Xubo Lin, Zezhii Deng, Shihao Wang, Grace Hui Yang, Yang Deng

May 15, 2026, 12:00 AM

arXiv:2605.14057v1 Announce Type: new Abstract: Most existing dialogue systems are user-driven, primarily designed to fulfill user requests. However, in many critical real-world scenarios, a conversational agent must proactively extract information to achieve its own objectives rather than merely respond. To address this gap, we introduce \emph{Inquisitive Conversational Agents (ICAs)} and develop an ICA specifically tailored to U.S. Supreme Court oral arguments. We propose a Dual Hierarchical Reinforcement Learning framework featuring two cooperating RL agents, each with its own policy, to coordinate strategic dialogue management and fine-grained utterance generation.

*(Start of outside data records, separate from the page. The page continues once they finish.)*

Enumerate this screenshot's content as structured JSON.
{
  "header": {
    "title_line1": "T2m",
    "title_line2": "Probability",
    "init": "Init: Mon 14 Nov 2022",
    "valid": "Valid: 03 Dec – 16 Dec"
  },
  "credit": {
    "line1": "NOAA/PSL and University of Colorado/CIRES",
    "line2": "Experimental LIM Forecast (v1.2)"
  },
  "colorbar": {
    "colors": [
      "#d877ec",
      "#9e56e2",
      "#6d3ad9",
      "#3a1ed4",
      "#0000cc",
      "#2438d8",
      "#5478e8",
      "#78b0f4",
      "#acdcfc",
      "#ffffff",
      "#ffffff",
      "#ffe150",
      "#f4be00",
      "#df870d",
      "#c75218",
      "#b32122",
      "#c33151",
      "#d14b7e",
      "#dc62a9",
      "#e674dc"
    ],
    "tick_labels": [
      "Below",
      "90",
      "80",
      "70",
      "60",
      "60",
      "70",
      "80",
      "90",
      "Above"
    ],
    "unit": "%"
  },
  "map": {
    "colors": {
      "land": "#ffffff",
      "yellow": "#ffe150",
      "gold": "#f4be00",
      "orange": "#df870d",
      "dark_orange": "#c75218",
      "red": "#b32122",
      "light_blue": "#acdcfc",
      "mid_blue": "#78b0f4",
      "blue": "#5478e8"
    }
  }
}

By learning when and how to ask probing questions, the agent emulates judicial questioning patterns and systematically uncovers crucial information to fulfill its legal objectives. Evaluations on a U.S. Supreme Court dataset show that our method outperforms various baselines across multiple metrics. It represents an important first step toward broader high-stakes, domain-specific applications.